Régions Haute-Normandie

« Certifier les compétences en ingénierie »

Mots clés : Conception

Le congrès de la Société nationale des ingénieurs professionnels de France (SNIPF) se tenait, cette année, à Val-de-Reuil (Eure). L’occasion pour son président… haut-normand, Christian Gérault, de faire mieux connaître cette association, qui réunit quelque 2 000 adhérents et fêtera bientôt ses 80 ans.

Pouvez-vous retracer rapidement l’histoire de la Société nationale des ingénieurs professionnels de France et nous rappeler quels sont ses objectifs ?

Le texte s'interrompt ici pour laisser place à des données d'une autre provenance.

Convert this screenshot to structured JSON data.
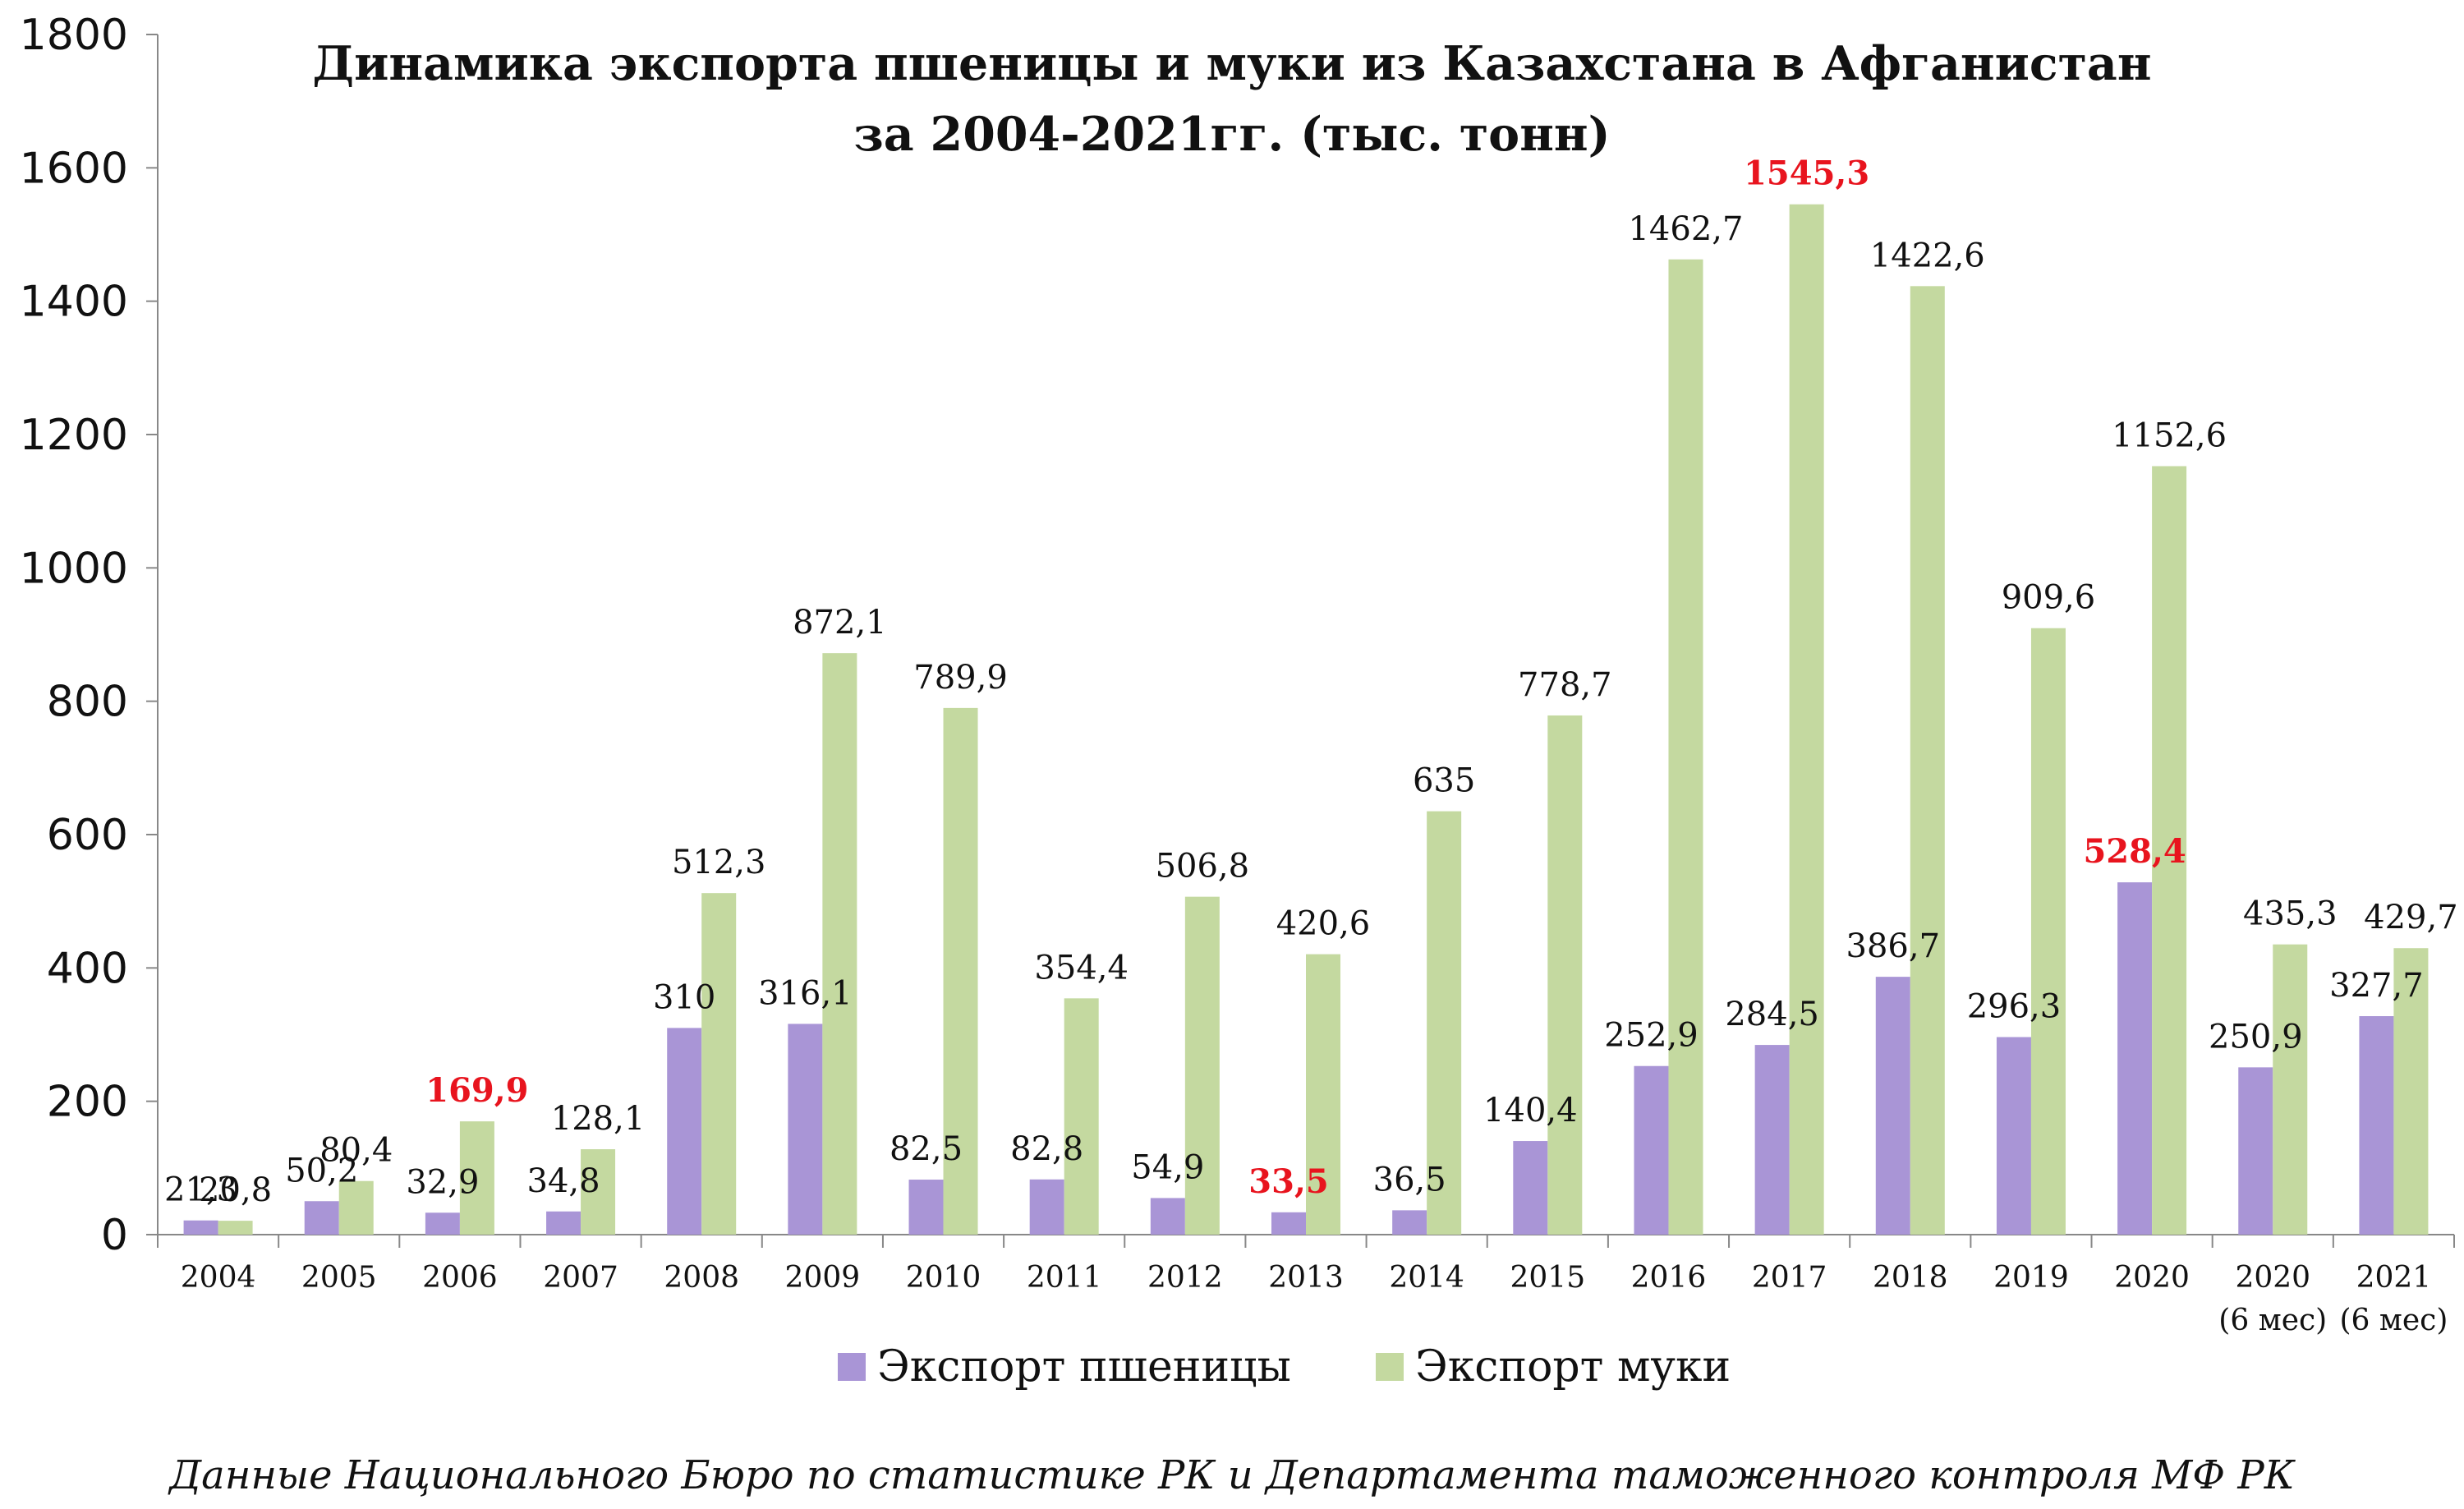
{
  "chart_data": {
    "type": "bar",
    "title_line1": "Динамика экспорта пшеницы и муки из Казахстана в Афганистан",
    "title_line2": "за 2004-2021гг. (тыс. тонн)",
    "xlabel": "",
    "ylabel": "",
    "ylim": [
      0,
      1800
    ],
    "yticks": [
      "0",
      "200",
      "400",
      "600",
      "800",
      "1000",
      "1200",
      "1400",
      "1600",
      "1800"
    ],
    "categories": [
      "2004",
      "2005",
      "2006",
      "2007",
      "2008",
      "2009",
      "2010",
      "2011",
      "2012",
      "2013",
      "2014",
      "2015",
      "2016",
      "2017",
      "2018",
      "2019",
      "2020",
      "2020",
      "2021"
    ],
    "category_sublabels": [
      "",
      "",
      "",
      "",
      "",
      "",
      "",
      "",
      "",
      "",
      "",
      "",
      "",
      "",
      "",
      "",
      "",
      "(6 мес)",
      "(6 мес)"
    ],
    "series": [
      {
        "name": "Экспорт пшеницы",
        "color": "#a995d6",
        "values": [
          21.3,
          50.2,
          32.9,
          34.8,
          310,
          316.1,
          82.5,
          82.8,
          54.9,
          33.5,
          36.5,
          140.4,
          252.9,
          284.5,
          386.7,
          296.3,
          528.4,
          250.9,
          327.7
        ],
        "labels": [
          "21,3",
          "50,2",
          "32,9",
          "34,8",
          "310",
          "316,1",
          "82,5",
          "82,8",
          "54,9",
          "33,5",
          "36,5",
          "140,4",
          "252,9",
          "284,5",
          "386,7",
          "296,3",
          "528,4",
          "250,9",
          "327,7"
        ],
        "highlighted": [
          9,
          16
        ]
      },
      {
        "name": "Экспорт муки",
        "color": "#c4d9a0",
        "values": [
          20.8,
          80.4,
          169.9,
          128.1,
          512.3,
          872.1,
          789.9,
          354.4,
          506.8,
          420.6,
          635,
          778.7,
          1462.7,
          1545.3,
          1422.6,
          909.6,
          1152.6,
          435.3,
          429.7
        ],
        "labels": [
          "20,8",
          "80,4",
          "169,9",
          "128,1",
          "512,3",
          "872,1",
          "789,9",
          "354,4",
          "506,8",
          "420,6",
          "635",
          "778,7",
          "1462,7",
          "1545,3",
          "1422,6",
          "909,6",
          "1152,6",
          "435,3",
          "429,7"
        ],
        "highlighted": [
          2,
          13
        ]
      }
    ],
    "highlight_color": "#e8141e",
    "grid": false,
    "legend_position": "bottom"
  },
  "source_note": "Данные Национального Бюро по статистике РК и Департамента таможенного контроля МФ РК"
}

Notre association est née en 1936 et compte près de 2 000 adhérents, dont 42 % appartiennent au monde du BTP. Tous sont des ingénieurs professionnels, diplômés ou non. Je me permettrais de signaler au passage que Gustave Eiffel n’était pas diplômé, tout comme Martin Bouygues, et pourtant !
L’exemple inverse c’est le chanteur Antoine, qui est centralien mais dont je doute fort qu’il puisse aujourd’hui exercer le métier d’ingénieur… Notre mission consiste justement à valoriser les compétences professionnelles en délivrant des certifications qui correspondent aux capacités réelles et actuelles. Nous sommes d’ailleurs audités chaque année par le Comité français d’accréditation (Cofrac).

Comment l’association procède-t-elle pour délivrer ces certifications ?

Une commission nationale de certification se réunit à Toulouse toutes les six semaines. Celle-ci examine chaque fois une centaine de dossiers. Pour obtenir une certification d’ingénieur professionnel de France (IPF), il faut l’unanimité de ses trois collèges : diplômés, employeurs et IPF. On est IPF pour trois ans renouvelables. Pour les PME qui n’ont pas les moyens d’embaucher des diplômés, avoir recours à des IPF permet d’accéder à des appels d’offres européens ou au crédit d’impôt recherche.

La SNIPF s’ouvre-t-elle à l’international ?

Notre certification est conforme à une norme ISO 17024, reconnue dans 196 pays. Une certification IPF, c’est un sésame pour une carrière à l’étranger, notamment au Royaume-Uni. La philosophie du SEP britannique où les techniciens supérieurs sont ingénieurs est d’ailleurs proche de la nôtre.